To achieve V2V link low latency requirements, for each V2V link, we set the reward G_n equal to the effective V2V transmission rate until the V2V links deliver the payload successfully within the delay constraint, after which the reward is set to a constant number, c, that is greater than the largest possible V2V transmission rate. Therefore, the sooner the V2V link completes the transmission, the more rewards can be obtained. As such, the V2V-related reward at each time step t is

G_{n} (t) = {\begin{cases} R_{n}^{m} (t) L_{n, t} > 0 \\ c L_{n, t} \leq 0 \end{cases}

(13)

Q-learning [33] is a typical RL algorithm, which can be used to learn the optimal strategy when the state–action space is small. In the Q-learning algorithm, the action-value function is used to calculate the expected accumulative rewards for starting from a state s by taking action a under policy π, which can be expressed by

Q^{π} (s, a) = E [R_{t} | s_{t} = s, a_{t} = a]

(14)

Similarly, the optimal action-value function is obtained by

Q^{*} (s, a) = E [r_{t + 1} + γ \max_{a_{t + 1}} Q^{*} (s_{t + 1,} a_{t + 1}) | s_{t} = s, a_{t} = a]

(15)

where s_t₊₁ is the new state after taking action a. The action-value function is updated by

Q (s_{t}, a_{t}) \leftarrow Q (s_{t}, a_{t}) + α [r_{t + 1} + γ \max_{a_{t + 1}} Q (s_{t + 1}, a_{t + 1}) - Q (s_{t}, a_{t})]

(16)

where α is the step-size parameter. Moreover, the choice of action a_t in state s_t follows exploitation and exploration policies, a widely used algorithm is the

ϵ

-greedy algorithm [34], which is defined as

a \leftarrow {\begin{cases} \arg \max_{a} Q (s, a) with probability 1 - ϵ \\ random action with probability ϵ \end{cases}

(17)

Here, ϵ is the exploration rate. However, in larger networks, complex states and optional actions make Q-learning maintain a large Q-table and slow convergence speed, which limits the application scenario. Thus, we apply Q-learning techniques with a DNN parameterized by θ as the action-value function approximator to learn the optimal policies, thus called DQN [35]. To accelerate the learning convergence rate, we adopt double DQN [36] with three key techniques.

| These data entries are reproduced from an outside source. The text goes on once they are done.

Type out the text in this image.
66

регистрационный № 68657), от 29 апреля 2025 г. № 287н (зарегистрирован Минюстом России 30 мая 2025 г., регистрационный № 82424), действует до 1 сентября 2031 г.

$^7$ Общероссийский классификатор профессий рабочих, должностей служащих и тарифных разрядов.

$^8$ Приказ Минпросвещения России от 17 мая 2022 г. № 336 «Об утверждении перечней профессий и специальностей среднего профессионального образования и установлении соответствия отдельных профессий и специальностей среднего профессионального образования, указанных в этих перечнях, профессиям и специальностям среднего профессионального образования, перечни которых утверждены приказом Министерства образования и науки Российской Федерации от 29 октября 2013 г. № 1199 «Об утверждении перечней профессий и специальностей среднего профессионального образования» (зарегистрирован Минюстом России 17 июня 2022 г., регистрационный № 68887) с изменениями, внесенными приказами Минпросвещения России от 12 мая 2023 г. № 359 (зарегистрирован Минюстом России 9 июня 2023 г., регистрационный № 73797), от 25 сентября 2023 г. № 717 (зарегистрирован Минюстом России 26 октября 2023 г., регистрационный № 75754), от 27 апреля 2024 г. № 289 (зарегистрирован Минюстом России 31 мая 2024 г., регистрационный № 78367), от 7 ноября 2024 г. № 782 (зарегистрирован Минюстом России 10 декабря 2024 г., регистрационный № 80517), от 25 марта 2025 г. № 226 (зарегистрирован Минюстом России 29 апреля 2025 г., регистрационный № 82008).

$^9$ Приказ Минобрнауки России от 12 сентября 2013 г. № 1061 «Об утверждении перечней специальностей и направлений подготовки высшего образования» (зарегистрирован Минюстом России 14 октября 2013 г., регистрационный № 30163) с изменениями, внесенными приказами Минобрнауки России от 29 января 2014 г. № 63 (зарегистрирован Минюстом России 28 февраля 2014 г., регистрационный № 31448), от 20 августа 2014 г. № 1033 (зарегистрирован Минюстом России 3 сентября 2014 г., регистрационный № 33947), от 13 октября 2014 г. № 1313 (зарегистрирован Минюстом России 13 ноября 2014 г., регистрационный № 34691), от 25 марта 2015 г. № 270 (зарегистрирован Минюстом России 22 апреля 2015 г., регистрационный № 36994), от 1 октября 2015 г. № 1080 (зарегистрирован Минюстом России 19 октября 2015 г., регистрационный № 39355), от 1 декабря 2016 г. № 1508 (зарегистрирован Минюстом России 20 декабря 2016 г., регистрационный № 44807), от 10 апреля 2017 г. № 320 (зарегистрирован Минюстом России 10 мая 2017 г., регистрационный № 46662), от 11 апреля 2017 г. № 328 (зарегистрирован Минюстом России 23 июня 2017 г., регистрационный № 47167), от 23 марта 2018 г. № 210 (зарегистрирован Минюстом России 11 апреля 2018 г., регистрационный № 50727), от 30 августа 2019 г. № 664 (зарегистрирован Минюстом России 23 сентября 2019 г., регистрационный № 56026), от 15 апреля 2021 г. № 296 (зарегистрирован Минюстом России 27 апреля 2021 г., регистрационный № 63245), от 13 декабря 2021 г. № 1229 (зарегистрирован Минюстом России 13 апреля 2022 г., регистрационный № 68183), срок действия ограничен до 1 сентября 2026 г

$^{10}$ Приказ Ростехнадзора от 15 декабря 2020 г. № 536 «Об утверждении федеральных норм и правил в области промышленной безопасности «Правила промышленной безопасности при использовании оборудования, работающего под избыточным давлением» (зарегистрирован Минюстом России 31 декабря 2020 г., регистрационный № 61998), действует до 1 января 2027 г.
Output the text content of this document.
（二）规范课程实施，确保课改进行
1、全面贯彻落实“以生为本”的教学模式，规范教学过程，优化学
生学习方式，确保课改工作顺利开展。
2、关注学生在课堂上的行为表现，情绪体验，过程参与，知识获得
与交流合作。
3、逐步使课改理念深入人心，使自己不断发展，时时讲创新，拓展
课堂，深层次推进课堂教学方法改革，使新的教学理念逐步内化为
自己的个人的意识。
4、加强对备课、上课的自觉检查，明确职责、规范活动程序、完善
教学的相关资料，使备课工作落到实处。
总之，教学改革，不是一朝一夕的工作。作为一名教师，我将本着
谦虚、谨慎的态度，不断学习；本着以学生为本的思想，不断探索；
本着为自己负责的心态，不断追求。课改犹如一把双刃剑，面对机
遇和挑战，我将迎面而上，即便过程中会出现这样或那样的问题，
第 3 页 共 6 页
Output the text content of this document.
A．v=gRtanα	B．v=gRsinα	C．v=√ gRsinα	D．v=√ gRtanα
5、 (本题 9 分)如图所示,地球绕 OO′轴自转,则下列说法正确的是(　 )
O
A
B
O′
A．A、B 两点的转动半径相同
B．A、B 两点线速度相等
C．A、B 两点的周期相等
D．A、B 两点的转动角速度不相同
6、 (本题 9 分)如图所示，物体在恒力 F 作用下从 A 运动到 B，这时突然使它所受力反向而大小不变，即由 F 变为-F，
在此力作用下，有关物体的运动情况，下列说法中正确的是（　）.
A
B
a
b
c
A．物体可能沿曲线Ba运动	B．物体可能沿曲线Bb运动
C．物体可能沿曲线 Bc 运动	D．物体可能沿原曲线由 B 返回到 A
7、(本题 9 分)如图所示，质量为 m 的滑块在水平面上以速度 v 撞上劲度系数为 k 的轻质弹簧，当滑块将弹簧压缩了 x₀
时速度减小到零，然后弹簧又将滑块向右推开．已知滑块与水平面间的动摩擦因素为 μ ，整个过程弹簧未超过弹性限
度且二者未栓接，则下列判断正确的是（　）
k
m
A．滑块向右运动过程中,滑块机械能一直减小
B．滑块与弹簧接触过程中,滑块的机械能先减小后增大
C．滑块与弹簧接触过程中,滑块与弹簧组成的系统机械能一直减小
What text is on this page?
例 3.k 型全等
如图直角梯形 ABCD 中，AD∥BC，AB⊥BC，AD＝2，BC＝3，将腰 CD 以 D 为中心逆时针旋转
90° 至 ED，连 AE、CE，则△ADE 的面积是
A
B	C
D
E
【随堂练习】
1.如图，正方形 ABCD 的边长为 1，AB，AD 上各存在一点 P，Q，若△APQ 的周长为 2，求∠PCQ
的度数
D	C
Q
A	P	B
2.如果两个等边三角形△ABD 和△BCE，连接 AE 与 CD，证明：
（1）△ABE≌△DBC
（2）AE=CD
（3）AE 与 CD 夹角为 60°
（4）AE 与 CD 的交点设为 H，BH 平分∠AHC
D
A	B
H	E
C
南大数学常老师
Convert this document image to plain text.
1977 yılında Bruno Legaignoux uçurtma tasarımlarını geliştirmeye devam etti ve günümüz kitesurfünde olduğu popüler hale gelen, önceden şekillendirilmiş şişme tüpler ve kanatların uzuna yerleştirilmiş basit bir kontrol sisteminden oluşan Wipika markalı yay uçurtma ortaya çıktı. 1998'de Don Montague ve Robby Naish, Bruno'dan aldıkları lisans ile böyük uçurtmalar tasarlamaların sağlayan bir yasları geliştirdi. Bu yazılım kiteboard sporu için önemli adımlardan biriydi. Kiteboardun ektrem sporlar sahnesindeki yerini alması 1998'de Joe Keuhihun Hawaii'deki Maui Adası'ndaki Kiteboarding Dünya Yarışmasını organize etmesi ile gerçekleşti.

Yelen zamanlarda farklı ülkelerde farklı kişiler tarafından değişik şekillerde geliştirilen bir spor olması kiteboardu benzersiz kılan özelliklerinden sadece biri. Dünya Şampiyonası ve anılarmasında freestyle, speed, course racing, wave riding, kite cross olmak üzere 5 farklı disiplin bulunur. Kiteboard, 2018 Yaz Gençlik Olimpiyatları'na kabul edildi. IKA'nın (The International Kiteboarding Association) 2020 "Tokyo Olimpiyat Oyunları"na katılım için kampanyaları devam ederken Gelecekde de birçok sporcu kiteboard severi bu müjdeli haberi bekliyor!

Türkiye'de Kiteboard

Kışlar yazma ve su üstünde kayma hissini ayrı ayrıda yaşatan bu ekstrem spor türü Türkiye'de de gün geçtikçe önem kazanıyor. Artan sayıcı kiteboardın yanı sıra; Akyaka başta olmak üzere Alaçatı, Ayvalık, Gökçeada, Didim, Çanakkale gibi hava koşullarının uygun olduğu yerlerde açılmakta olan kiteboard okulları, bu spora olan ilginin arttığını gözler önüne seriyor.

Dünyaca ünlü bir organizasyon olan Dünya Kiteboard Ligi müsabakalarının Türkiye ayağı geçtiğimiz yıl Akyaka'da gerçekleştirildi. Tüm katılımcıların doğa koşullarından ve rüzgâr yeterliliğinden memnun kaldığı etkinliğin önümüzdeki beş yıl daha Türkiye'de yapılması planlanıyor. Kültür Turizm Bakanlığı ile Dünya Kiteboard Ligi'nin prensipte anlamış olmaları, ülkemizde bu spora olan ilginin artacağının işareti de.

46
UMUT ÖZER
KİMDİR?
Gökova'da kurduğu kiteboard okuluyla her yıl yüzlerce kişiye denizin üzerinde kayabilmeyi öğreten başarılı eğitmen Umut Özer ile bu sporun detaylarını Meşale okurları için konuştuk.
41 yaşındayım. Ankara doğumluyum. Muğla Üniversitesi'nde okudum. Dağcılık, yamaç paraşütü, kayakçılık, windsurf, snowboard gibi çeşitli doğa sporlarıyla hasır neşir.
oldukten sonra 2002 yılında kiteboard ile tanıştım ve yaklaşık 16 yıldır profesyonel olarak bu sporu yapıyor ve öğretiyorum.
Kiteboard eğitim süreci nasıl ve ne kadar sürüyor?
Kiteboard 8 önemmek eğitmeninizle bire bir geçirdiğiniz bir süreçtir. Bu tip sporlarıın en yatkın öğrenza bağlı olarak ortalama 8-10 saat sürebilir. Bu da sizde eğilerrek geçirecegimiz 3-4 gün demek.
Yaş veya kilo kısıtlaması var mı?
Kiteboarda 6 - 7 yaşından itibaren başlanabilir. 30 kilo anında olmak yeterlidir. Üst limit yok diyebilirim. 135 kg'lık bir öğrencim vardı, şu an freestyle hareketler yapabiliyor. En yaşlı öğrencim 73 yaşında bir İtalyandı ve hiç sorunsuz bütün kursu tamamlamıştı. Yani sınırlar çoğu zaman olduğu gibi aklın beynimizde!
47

(1) Replay Memory: At each time step, BS observes the state s_t, determines resource allocation a_t, and broadcasts it to all V2V users. After the execution of the V2V links, the BS gets the corresponding reward r_t₊₁, and the environment reaches the next state s_t₊₁. In this way, experience samples are formed, that is, (s_t, a_t, r_t₊₁, s_t₊₁). Experience samples are stored in the replay memory. The replay memory accumulates the agent’s experiences over many episodes. After that, a mini-batch is uniformly sampled from memory for neural network training.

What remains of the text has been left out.